今日 1 杯多く売れたら、手元に残るお金はいくら増えるでしょう?答えは 600 円です。なぜなら、売上 900 円から原価 300 円を引いた 600 円が、月の家賃返済や利益に充てられる額だからです。
この「売上から直接かかる費用を引いた残り」を 限界利益 と呼びます。
限界利益の正体 :売上 1 円(または 1 個)増えたときに、固定費(家賃のように売上量に左右されない経費)を埋めるために使える金額。この金額が大きいほど、固定費を回収しやすくなります。
「いつから利益が出るか」を読む
先ほどのラーメン屋で考えると:
- 1 杯売ると、限界利益 600 円が固定費 50 万円に充てられます。
- 50 万円 ÷ 600 円 = 833.33 杯
つまり、月に 834 杯売れれば、やっと利益がゼロになります。これが 損益分岐点 です。834 杯未満なら赤字、834 杯以上なら黒字。
試験で出るのは「売上高いくら」という場合も多いです。単価 900 円 × 834 杯 = 約 75 万円が損益分岐点売上高になります。
「売上がどこまで落ちても大丈夫か」を読む
月間の実績が 1,000 杯だったとしましょう。損益分岐点が 834 杯だと、この差は 166 杯。

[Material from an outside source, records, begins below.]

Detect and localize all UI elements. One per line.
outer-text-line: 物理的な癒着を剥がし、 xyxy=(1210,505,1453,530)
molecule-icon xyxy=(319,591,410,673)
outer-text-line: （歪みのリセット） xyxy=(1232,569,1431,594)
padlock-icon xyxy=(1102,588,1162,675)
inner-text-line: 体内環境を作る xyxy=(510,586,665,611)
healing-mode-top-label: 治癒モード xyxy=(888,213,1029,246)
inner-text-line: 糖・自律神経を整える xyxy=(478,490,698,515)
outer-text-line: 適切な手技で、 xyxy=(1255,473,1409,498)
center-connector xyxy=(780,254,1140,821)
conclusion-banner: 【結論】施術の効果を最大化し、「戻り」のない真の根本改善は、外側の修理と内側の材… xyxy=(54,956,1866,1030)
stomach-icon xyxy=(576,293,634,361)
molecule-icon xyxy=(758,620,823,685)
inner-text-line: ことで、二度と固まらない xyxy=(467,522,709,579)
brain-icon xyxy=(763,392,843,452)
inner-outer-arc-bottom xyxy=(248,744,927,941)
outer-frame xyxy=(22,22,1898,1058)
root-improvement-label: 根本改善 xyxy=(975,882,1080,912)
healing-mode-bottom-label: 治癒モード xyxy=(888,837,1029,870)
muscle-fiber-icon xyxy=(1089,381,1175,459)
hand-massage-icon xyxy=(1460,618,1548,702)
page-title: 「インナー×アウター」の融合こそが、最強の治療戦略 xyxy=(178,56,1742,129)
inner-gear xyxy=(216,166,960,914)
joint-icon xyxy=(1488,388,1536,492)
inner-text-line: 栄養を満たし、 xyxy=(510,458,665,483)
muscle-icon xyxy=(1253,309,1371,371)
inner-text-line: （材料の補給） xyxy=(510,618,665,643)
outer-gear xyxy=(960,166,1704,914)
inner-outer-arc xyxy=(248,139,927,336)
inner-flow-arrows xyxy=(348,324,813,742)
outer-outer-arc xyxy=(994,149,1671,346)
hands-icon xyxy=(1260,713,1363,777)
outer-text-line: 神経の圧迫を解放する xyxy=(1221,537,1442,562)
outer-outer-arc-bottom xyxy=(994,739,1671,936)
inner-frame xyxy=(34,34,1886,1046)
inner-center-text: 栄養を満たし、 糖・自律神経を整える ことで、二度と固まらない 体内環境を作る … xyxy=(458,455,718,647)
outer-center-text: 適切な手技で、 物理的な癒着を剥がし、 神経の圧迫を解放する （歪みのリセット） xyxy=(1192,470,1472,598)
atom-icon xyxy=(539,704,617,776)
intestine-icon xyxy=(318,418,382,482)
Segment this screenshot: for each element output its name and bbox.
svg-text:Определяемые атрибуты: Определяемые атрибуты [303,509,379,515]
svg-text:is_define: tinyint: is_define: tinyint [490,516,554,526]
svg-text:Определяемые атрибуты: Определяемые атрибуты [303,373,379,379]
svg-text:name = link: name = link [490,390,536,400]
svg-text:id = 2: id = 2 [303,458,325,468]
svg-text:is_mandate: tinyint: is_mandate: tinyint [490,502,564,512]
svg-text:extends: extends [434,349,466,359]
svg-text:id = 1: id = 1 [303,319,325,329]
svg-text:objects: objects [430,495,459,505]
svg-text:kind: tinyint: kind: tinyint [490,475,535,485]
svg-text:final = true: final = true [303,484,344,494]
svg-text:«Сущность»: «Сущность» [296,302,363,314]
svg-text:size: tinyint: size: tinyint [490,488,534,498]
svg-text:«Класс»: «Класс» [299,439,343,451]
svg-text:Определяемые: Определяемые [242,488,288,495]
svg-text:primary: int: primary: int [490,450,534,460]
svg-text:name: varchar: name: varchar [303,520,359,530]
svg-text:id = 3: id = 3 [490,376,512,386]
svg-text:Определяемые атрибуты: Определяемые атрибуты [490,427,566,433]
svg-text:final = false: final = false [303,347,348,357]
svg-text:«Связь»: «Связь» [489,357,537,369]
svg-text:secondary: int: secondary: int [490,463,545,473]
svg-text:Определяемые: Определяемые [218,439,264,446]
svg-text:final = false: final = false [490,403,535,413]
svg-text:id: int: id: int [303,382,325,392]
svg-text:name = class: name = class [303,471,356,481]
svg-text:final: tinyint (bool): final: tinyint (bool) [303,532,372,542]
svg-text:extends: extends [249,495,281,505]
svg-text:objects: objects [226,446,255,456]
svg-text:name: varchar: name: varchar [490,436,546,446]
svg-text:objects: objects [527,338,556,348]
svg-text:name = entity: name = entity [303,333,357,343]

これを率で見ると:(1,000 - 834) ÷ 1,000 × 100 = 16.6%
この 16.6% が 安全余裕率 です。つまり「売上が 16.6% 落ちるまでは赤字にならない」ということ。診断士試験では 20% 以上あることが望ましいとされています。16% では結構危険です。
変動費と固定費:分解する意味
定義と具体例
企業の費用は、売上量に応じて変わるかどうかで分けられます。
変動費 は「売上量に比例する費用」です。
- ラーメン屋:スープ、麺、具(1 杯売るたびに必要)
- 製造業:原材料費、外注費、製造用電力
- 特徴:売上がゼロなら変動費もゼロ
固定費 は「売上量に左右されない費用」です。
- ラーメン屋:店舗の家賃、従業員の給与、固定資産税
- 製造業:工場の減価償却費、管理部門の給与
- 特徴:売上がゼロでも発生する(避けられない)
この分け方が、利益の仕組みを理解する第一歩です。
「準変動費」の扱い
実務では、変動費と固定費の間にグレーゾーンがあります。準変動費(あるいは混合費用)です。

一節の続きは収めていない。